PARIS, 25 January 2008 — French bank Societe Generale yesterday sought charges against a futures trader, who it said had committed a 4.9 billion euros ($7.14 billion) fraud — one of history’s biggest — involving a scheme of fictitious transactions. CEO Daniel Bouton said that the trader’s motivations were “irrational,” netting the trader no personal financial gains.
A person familiar with the case named the trader as Jerome Kerviel. Bank officials said the trader was a Frenchman in his 30s who probably acted alone. The person spoke on condition of anonymity because of the sensitivity of the case.
The bombshell announcement destabilized a major bank already exposed to the subprime crisis. France’s second largest bank by market value said it would be forced to seek 5.5 billion euros ($8.02 billion) in new capital.
Societe Generale filed a complaint yesterday with a court in Nanterre west of Paris accusing the trader of fraudulent falsification of banking records, use of such records, and computer fraud, the bank said in a statement. If an investigating judge takes on the case, the trader could face charges and possible prison time or fines.
The Paris prosecutor opened a preliminary investigation yesterday based on a complaint filed by a small shareholder concerned about losses incurred because of the fraud, a judicial official said.
Trading in Societe Generale’s shares, which have lost nearly half their value over the past six months, was suspended on the Paris bourse yesterday morning. Trading resumed midday, with shares dropping 5.5 percent to 74.77 euros ($108.97). Societe Generale said it detected the fraud — comparable to a full year of the bank’s profits in stable times — at its French markets division the weekend of Jan. 19-20. Once uncovered, Bouton said the bank alerted market regulators and moved immediately to close the trader’s positions, incurring heavy losses amid sharp declines on world markets.

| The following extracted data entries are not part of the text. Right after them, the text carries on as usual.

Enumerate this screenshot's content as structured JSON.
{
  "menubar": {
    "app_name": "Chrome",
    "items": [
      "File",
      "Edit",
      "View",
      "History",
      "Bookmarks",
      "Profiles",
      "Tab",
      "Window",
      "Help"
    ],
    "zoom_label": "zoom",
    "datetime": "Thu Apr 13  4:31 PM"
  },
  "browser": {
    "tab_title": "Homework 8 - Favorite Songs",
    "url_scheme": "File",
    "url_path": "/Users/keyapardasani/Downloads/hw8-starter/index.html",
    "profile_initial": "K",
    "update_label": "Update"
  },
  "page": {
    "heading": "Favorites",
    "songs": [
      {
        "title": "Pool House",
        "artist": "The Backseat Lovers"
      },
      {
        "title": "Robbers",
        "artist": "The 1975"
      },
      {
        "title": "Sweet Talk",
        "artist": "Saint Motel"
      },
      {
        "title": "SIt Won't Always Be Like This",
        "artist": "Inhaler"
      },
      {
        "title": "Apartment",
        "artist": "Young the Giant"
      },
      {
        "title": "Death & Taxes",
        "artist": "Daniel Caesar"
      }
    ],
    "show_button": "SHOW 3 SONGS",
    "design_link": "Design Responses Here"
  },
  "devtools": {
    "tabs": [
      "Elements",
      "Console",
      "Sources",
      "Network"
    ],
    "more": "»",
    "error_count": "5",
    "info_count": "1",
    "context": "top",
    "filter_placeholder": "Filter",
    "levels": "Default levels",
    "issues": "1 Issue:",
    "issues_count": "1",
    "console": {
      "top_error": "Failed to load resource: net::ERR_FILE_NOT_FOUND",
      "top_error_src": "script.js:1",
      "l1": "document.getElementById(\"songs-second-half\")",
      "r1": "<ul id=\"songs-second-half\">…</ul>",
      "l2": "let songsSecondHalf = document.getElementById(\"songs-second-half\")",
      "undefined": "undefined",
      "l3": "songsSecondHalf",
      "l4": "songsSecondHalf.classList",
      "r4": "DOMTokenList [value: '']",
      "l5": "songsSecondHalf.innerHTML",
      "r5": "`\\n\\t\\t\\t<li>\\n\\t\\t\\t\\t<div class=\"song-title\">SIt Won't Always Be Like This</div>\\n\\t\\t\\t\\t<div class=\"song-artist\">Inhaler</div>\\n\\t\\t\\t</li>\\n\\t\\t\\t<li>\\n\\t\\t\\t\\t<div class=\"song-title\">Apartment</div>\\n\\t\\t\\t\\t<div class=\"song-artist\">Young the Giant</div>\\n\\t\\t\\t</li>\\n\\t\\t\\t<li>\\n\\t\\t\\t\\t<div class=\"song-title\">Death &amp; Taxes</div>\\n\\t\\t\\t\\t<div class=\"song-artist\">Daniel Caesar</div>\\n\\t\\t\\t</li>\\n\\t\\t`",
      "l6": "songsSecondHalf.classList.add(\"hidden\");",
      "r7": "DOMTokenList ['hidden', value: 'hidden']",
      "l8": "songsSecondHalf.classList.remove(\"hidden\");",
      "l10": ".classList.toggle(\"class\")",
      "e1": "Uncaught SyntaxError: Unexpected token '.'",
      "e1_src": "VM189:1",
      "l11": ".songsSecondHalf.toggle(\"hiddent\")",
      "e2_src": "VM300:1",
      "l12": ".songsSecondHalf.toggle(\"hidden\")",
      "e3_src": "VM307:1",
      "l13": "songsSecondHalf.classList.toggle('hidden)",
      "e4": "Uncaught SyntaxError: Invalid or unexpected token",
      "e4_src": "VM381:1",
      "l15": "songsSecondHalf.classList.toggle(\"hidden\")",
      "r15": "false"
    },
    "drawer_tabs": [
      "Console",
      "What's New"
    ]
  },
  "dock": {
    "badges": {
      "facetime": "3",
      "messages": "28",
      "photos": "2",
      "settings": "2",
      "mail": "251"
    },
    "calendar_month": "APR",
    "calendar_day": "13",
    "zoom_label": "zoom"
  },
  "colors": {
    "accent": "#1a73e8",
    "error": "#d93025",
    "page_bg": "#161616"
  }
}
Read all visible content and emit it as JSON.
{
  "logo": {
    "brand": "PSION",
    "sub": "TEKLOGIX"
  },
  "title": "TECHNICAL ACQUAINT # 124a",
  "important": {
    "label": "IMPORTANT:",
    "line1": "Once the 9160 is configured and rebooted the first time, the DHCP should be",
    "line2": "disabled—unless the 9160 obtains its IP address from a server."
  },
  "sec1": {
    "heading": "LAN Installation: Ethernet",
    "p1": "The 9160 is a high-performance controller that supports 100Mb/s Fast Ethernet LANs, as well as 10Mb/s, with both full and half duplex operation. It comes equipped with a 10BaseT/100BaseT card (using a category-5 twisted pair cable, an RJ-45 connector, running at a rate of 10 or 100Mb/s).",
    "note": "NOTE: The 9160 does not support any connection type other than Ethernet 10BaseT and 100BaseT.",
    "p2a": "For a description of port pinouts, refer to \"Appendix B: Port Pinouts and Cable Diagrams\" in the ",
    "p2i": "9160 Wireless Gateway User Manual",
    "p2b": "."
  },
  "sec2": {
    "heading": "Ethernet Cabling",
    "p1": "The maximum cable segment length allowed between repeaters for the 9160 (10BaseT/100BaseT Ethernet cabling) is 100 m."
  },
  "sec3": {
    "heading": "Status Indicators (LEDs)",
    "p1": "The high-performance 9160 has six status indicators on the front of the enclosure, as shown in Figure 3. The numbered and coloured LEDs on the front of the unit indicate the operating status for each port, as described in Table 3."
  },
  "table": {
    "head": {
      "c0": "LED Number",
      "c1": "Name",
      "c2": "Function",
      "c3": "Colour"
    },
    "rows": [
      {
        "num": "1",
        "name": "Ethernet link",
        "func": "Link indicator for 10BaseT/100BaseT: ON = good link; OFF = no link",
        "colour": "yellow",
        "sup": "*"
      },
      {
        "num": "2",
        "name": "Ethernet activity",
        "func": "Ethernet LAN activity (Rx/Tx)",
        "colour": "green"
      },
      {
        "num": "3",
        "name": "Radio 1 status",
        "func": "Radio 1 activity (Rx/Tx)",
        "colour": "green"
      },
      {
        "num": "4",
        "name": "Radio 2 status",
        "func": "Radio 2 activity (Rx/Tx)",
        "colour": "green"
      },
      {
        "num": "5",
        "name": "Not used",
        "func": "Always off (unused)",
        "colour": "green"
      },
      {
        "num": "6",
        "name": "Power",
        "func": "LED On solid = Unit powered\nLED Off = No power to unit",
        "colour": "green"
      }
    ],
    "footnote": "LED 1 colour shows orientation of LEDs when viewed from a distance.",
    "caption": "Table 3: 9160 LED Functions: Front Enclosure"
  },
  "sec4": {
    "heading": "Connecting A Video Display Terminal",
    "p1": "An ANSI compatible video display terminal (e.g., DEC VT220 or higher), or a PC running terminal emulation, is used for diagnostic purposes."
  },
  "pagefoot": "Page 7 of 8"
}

“This is a bad time for banks and the industry in general. But detecting the fraud over the weekend was problematic because world stock markets on Monday and Tuesday fell hugely around the world. When the positions had to be unwound, the bank did that in a terrible market of falling equities,” said Janine Dow, senior director at Fitch Ratings financial institution group in Paris “In hindsight, it was this guy’s superior knowledge of the control system of every aspect of trading at the bank that allowed him to build up fraudulent positions and hide them,” she said. The bank said the trader had misled investors in 2007 and 2008 through a “scheme of elaborate fictitious transactions.”
The trader, who was not named, used his knowledge of the group’s security systems to conceal his fraudulent positions, the statement said.
The man admitted to the fraud, the bank said, and was being dismissed. Four or five of his supervisors were to leave the group. Bouton offered his resignation but it was rejected by the board. The trader had worked for the bank since 2000 and earned a salary and bonus of less than 100,000 euros ($145,700), executives said.
“I’m convinced he acted alone,” said Jean-Pierre Mustier, chief executive of the bank’s corporate and investment banking, who interviewed the trader when the fraud was uncovered. The trader was responsible for basic futures hedging on European equity market indexes, the company said. That means he made bets on how the markets would perform at a future date.